- Born: 1954 or 1955
- Education: San Jose State University
- Occupation: Outdoor writer

= Tom Stienstra =

American author

Tom Stienstra (born 1954) is an American outdoorsman, author, and outdoors writer emeritus for the San Francisco Chronicle. He is also the outdoors editor emeritus for KCBS in San Francisco. He hosted and co-produced a television special for PBS on the Tuolumne River and has written several hiking and camping guide books. He has won many awards from the Outdoor Writers Association of America. In 2026, he published his first hardback book, Heaven Delayed

A severe brain injury as a young man shaped his view of the world towards appreciation of the wilderness, and in the 2020s he was treated for brain cancer. According this his book, Heaven Delayed, from 2021 to 2025, Tom had seven brain surgeries, one fluid-blood drain, seven CyberKnife treatments and two years of immunotherapy infusions.

==Early life and education==
Stienstra grew up in Palo Alto, California, where he graduated from Palo Alto High School in 1972. He was editor of the Sentinel at Foothill College in Los Altos Hills and received his degree in journalism in 1976 from San Jose State University.

In 1975, when he was 21, Stienstra was in college and working alone at night at a gas station in Menlo Park when he received a severe head wound from a hatchet during an attempted robbery. Later treated for post-traumatic stress disorder, he adopted a dog he named Rebel and began to spend as much time as possible in the remote outdoors, frequently hiking into wilderness areas of California and beyond. He also obtained a pilot's license. After Rebel's death, he adopted several more dogs as hiking companions.

==Career==
Stienstra published his first story at age 8, "Searching for a Lost Friend" in the Palo Alto Times, which hired him as sports reporter after his graduation. In 1979, when the Palo Alto Times merged with the Redwood City Tribune to become the Peninsula Times Tribune, Stienstra was promoted to sports columnist. In 1980, he was hired to write about the outdoors for the San Francisco Examiner, which at the time operated jointly with the Chronicle. He is now the Chronicles "outdoor writer emeritus".

Since 2000, Stienstra has produced and broadcast a radio feature for KCBS in San Francisco, and has appeared frequently as a live guest expert. He hosted the TV show The Great Outdoors for the CBS and CW networks and in 2017 hosted and co-produced with Jim Schlosser a national PBS special, The Mighty T — The Tuolumne River, from Glacier to Golden Gate.

===Books===
Stienstra has written many wilderness hiking and camping guidebooks, including 52 Weekend Adventures, Moon California Camping, and Moon Pacific Northwest Camping, which have received No. 1 sales rankings. In 2026, he published his first hardcover book, Heaven Delayed

===Awards===
Stienstra has won a number of awards from the Outdoor Writers Association of America (OWAA). In 2015, he became the first four-time winner of the OWAA President's Award as "Best of the Best" when he won best story of the year in the Newspaper/Website division for "Paddling with Giants". In 2017, when he won the President's Award for best outdoors television show for his PBS special on the Tuolumne River, he was the only member to win simultaneous first-place awards in newspaper, photography and television. In 2021, he became the first OWAA writer from California to receive the OWAA's Joan Wulff Enduring Excellence Award for career achievement.

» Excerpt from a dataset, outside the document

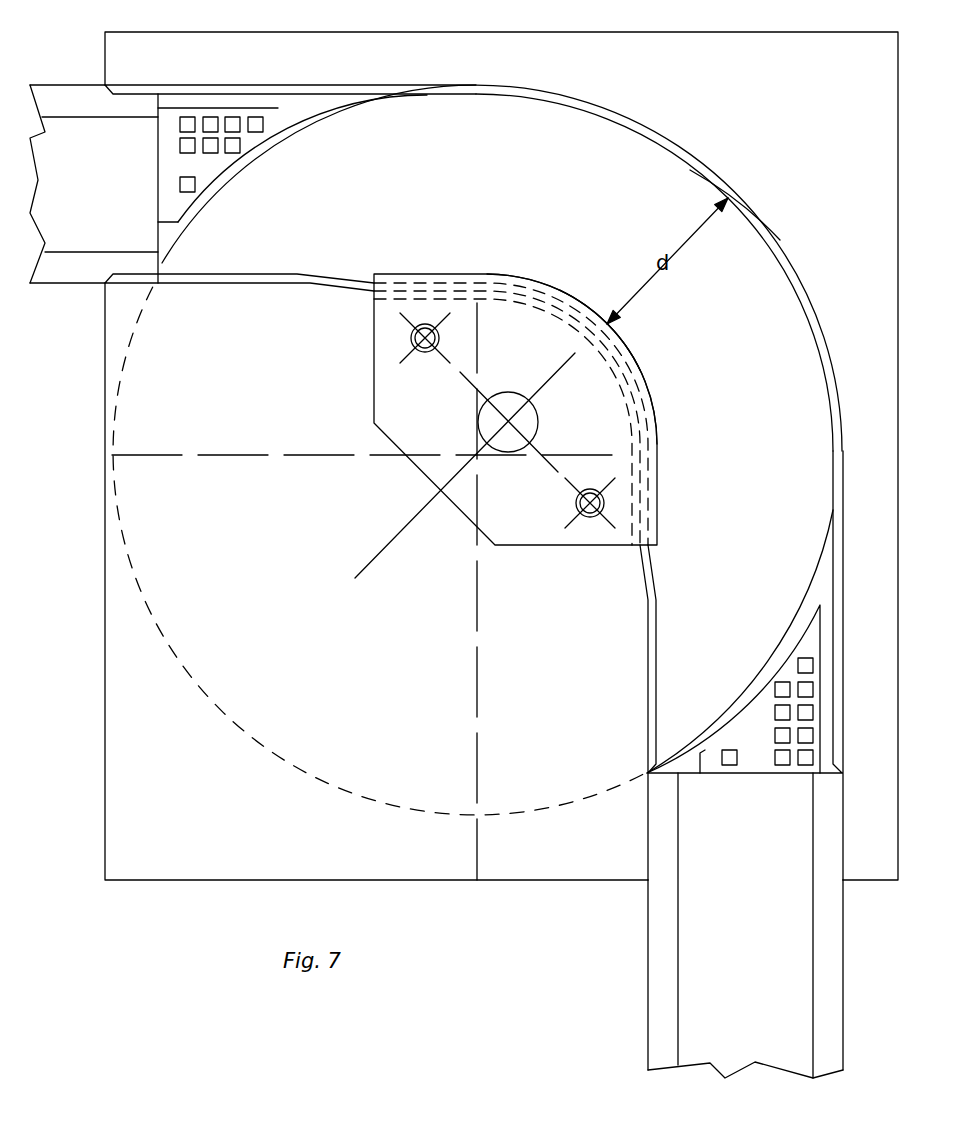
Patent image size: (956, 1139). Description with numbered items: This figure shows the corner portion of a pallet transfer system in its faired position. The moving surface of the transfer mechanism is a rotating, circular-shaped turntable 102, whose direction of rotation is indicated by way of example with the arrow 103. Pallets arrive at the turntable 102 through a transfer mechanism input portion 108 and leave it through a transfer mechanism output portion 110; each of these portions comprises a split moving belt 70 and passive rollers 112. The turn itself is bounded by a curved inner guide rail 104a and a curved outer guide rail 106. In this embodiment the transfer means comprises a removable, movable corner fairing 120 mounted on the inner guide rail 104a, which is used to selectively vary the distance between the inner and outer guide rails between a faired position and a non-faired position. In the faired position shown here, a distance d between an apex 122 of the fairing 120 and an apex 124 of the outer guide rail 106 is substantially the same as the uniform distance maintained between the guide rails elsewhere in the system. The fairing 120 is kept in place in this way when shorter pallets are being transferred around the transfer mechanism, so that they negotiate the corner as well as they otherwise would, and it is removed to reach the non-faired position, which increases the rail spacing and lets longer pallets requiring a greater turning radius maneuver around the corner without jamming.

Stienstra's film on the Tuolumne also won the 2017 Northern California Area Emmy Award for Health / Science / Environmental Special.

Stienstra was inducted into the California Outdoors Hall of Fame in 2003.

==Personal life==
Stienstra was formerly married to Stephani Cruickshank. In 2015, he married Denese Stienstra, with whom he has two stepsons.

In August 2021, Stienstra was diagnosed with Stage 4 metastasized melanoma, presumed to be caused by heavy sun exposure at high altitudes, and underwent brain surgery. In 2026, from his book Heaven Delayed, he writes that at Stanford Medical Center, doctors performed seven brain surgeries, seven CyberKnife radiation burns, and two years of immunotherapy infusions, and later, that MRI, PET and CAT scans found no active cancer.